BACK TO CLAIM POLE POSITION
Behold The Oracle of Roxbury. Ray Benzino couldn't snuff out Paul Pierce. So he'll be damned if Eastern Conference upstarts like the Cleveland Cavs are gonna fuck around with his Spring. Despite having their second best player dumped in training camp, their coach jetting in the middle of the year, and Chucky Atkins being there second most reliable offensive weapon, Pierce and the Celtics have muscled their way into the bottom of the East playoff bracket. This comes as no surpirse to extra-P, who predicted as much. Just the other day Pierce told the Boston Herald,
"We're in, baby. We're in. Pencil us in. If y'all are smart, then y'all are going to pencil us in. I looked at our schedule. I've been studying this stuff religiously. If you look on the table (next to the practice court at The Sports Authority Center), I've got four team's last 11 (opponents') schedules, so I've been kind of seeing who's got the more difficult schedule.''
Paul Pierce wants you to cop a pencil and do what ya feel! Don't sleep. Get some Ticonderoga #2 lead in your mitts and take note. The Celtics are marching on. But Paul's prognostications didn't end there.

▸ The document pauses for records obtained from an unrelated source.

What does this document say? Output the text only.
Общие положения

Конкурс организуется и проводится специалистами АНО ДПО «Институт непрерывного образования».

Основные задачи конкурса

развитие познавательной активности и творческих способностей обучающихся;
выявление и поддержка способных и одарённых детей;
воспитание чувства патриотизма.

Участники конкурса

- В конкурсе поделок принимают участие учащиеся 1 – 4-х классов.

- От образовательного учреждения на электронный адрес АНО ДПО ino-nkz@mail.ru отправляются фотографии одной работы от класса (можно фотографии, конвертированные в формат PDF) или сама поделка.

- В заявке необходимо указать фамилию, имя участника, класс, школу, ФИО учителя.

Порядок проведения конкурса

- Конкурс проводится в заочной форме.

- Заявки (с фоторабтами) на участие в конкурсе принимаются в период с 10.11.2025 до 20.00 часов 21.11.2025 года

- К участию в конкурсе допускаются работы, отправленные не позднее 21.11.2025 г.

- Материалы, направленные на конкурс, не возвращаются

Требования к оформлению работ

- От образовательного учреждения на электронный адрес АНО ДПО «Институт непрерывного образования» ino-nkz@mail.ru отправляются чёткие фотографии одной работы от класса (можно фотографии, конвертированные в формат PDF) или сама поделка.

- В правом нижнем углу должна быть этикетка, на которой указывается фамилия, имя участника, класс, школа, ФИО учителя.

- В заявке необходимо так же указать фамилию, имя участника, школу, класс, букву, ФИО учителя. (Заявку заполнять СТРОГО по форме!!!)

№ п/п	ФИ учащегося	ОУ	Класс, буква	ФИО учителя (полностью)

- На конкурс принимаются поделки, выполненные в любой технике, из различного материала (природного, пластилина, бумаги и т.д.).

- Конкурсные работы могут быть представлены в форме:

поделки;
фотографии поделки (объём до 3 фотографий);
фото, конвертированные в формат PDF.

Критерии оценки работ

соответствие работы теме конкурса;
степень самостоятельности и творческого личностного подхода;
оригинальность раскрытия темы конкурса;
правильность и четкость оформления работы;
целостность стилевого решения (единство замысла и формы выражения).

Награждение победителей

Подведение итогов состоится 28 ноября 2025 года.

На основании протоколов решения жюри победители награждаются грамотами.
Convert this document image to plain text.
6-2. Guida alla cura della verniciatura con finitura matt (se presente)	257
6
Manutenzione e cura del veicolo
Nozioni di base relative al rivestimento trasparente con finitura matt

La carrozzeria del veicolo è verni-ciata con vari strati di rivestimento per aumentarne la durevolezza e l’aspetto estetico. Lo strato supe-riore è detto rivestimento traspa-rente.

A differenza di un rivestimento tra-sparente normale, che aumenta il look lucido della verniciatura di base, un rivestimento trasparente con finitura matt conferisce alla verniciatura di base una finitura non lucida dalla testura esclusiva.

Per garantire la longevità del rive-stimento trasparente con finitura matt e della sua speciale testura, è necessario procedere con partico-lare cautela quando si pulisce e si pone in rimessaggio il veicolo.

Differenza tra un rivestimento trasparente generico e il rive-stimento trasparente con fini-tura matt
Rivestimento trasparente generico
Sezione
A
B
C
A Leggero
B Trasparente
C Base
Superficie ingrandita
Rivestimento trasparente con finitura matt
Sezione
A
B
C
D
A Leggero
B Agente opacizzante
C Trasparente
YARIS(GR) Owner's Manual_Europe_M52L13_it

Pierce: And another thing: my man John Kerry? MORTAL FUCKING LOCK. Ayo, Bush!? Drop the Black Album and back out kid! I've been crunching data, like that little robot boy, D.A.R.R.Y.L., remember him? Anyway, I'm punching shit into the Blackberry, and it's smooth sailing. for the kid. I got my Zogby numbers laid out on a nice oak drawing board back at the crib. As long as homie grabs himself a running mate that can spell, J-O-B-S, then we'll be signing Fleetwood Mac in Novemeber. Don't stop believin', childrens.